18066270. ENABLING CLASSICAL PLANNING IN INTERACTIVE ENVIRONMENTS WITH INCOMPLETE MODELS simplified abstract (International Business Machines Corporation)

From WikiPatents
Jump to navigation Jump to search

ENABLING CLASSICAL PLANNING IN INTERACTIVE ENVIRONMENTS WITH INCOMPLETE MODELS

Organization Name

International Business Machines Corporation

Inventor(s)

Don Joven Ravoy Agravante of Tokyo (JP)

Michiaki Tatsubori of Tokyo (JP)

ENABLING CLASSICAL PLANNING IN INTERACTIVE ENVIRONMENTS WITH INCOMPLETE MODELS - A simplified explanation of the abstract

This abstract first appeared for US patent application 18066270 titled 'ENABLING CLASSICAL PLANNING IN INTERACTIVE ENVIRONMENTS WITH INCOMPLETE MODELS

Simplified Explanation:

The patent application describes a method in a model-based reinforcement learning system where an agent can switch between a probabilistic planning mode and an information gathering mode. In the probabilistic planning mode, the agent computes a predictive state representation to score action candidates based on resolved plans to achieve a goal state. In the information gathering mode, the agent scores action candidates based on the expected value of information to be gathered.

  • The method involves switching an agent between a probabilistic planning mode and an information gathering mode.
  • In the probabilistic planning mode, the agent computes a predictive state representation to score action candidates based on resolved plans to achieve a goal state.
  • In the information gathering mode, the agent scores action candidates based on the expected value of information to be gathered.

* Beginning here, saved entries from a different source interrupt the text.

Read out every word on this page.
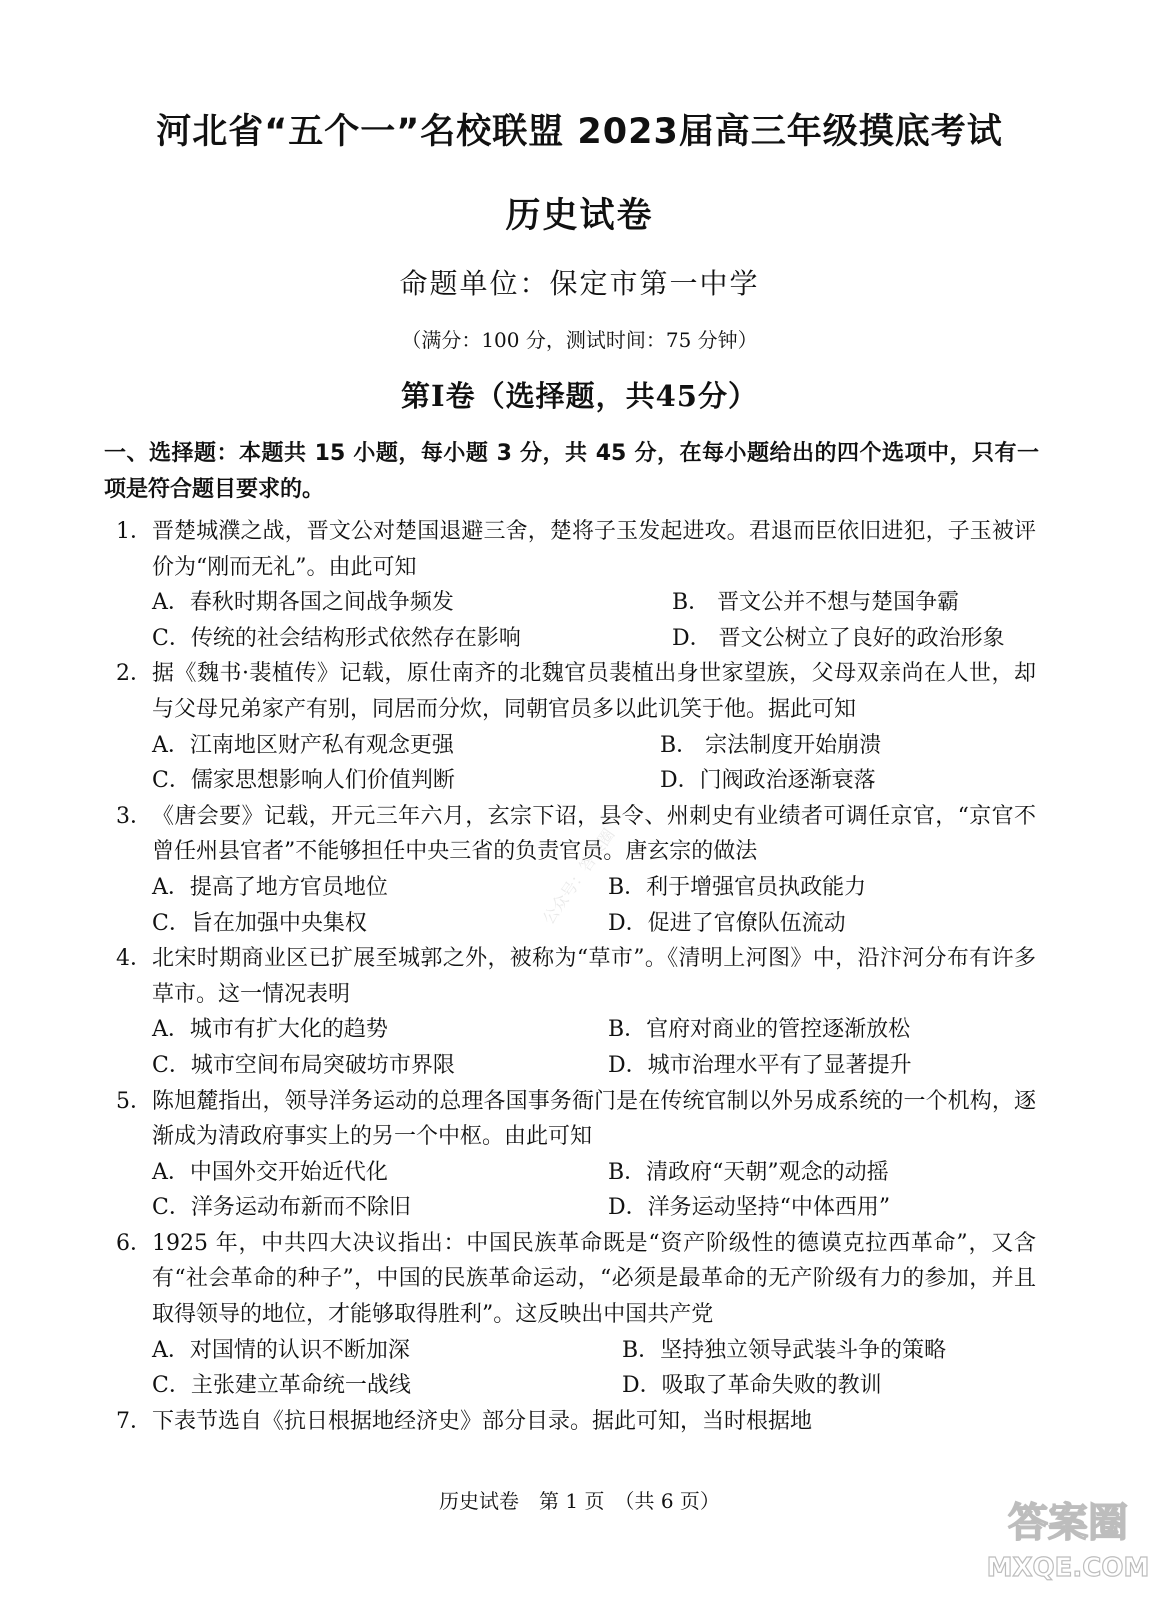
河北省“五个一”名校联盟 2023届高三年级摸底考试
历史试卷
命题单位：保定市第一中学
（满分：100 分，测试时间：75 分钟）
第Ⅰ卷（选择题，共45分）
一、选择题：本题共 15 小题，每小题 3 分，共 45 分，在每小题给出的四个选项中，只有一项是符合题目要求的。
1． 晋楚城濮之战，晋文公对楚国退避三舍，楚将子玉发起进攻。君退而臣依旧进犯，子玉被评价为“刚而无礼”。由此可知
A．春秋时期各国之间战争频发	B． 晋文公并不想与楚国争霸
C．传统的社会结构形式依然存在影响	D． 晋文公树立了良好的政治形象
2． 据《魏书·裴植传》记载，原仕南齐的北魏官员裴植出身世家望族，父母双亲尚在人世，却与父母兄弟家产有别，同居而分炊，同朝官员多以此讥笑于他。据此可知
A．江南地区财产私有观念更强	B． 宗法制度开始崩溃
C．儒家思想影响人们价值判断	D．门阀政治逐渐衰落
3． 《唐会要》记载，开元三年六月，玄宗下诏，县令、州刺史有业绩者可调任京官，“京官不曾任州县官者”不能够担任中央三省的负责官员。唐玄宗的做法
A．提高了地方官员地位	B．利于增强官员执政能力
C．旨在加强中央集权	D．促进了官僚队伍流动
4． 北宋时期商业区已扩展至城郭之外，被称为“草市”。《清明上河图》中，沿汴河分布有许多草市。这一情况表明
A．城市有扩大化的趋势	B．官府对商业的管控逐渐放松
C．城市空间布局突破坊市界限	D．城市治理水平有了显著提升
5． 陈旭麓指出，领导洋务运动的总理各国事务衙门是在传统官制以外另成系统的一个机构，逐渐成为清政府事实上的另一个中枢。由此可知
A．中国外交开始近代化	B．清政府“天朝”观念的动摇
C．洋务运动布新而不除旧	D．洋务运动坚持“中体西用”
6． 1925 年，中共四大决议指出：中国民族革命既是“资产阶级性的德谟克拉西革命”，又含有“社会革命的种子”，中国的民族革命运动，“必须是最革命的无产阶级有力的参加，并且取得领导的地位，才能够取得胜利”。这反映出中国共产党
A．对国情的认识不断加深	B．坚持独立领导武装斗争的策略
C．主张建立革命统一战线	D．吸取了革命失败的教训
7． 下表节选自《抗日根据地经济史》部分目录。据此可知，当时根据地
历史试卷　第 1 页　（共 6 页）
公众号：答案圈
答案圈
MXQE.COM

Key Features and Innovation:

  • Switching between probabilistic planning and information gathering modes.
  • Computing predictive state representation for scoring action candidates.
  • Scoring based on resolved plans and expected value of information.

Potential Applications:

  • Robotics for decision-making processes.
  • Autonomous vehicles for adaptive planning.
  • Game AI for strategic decision-making.

Problems Solved:

  • Enhancing decision-making in dynamic environments.
  • Improving goal achievement through planning.
  • Optimizing information gathering for better outcomes.

Benefits:

  • Increased efficiency in decision-making.
  • Enhanced goal achievement.
  • Adaptive and flexible agent behavior.

Commercial Applications:

The technology can be applied in various industries such as autonomous vehicles, robotics, and gaming for improved decision-making processes and goal achievement.

Questions about Model-Based Reinforcement Learning:

1. How does the agent switch between the probabilistic planning and information gathering modes? 2. What are the potential limitations of this model-based reinforcement learning system?


Original Abstract Submitted

A computer-implemented method in a model-based reinforcement learning (RL) system with logic states includes switching an agent between a first mode and a second mode, the first mode being a probabilistic planning mode and the second mode being an information gathering mode. In response to the agent being in the probabilistic planning mode, the agent computes a predictive state representation, given a history of observations and actions taken, and the agent scores action candidates based on planning with the predictive state representation so that actions with resolved plans with confidence to achieve a goal state are scored higher than actions without resolved plans. In response to the agent being in the information gathering mode, the agent scores action candidates based on a Q function of a value of expected information to be gathered from a given pair of state and action.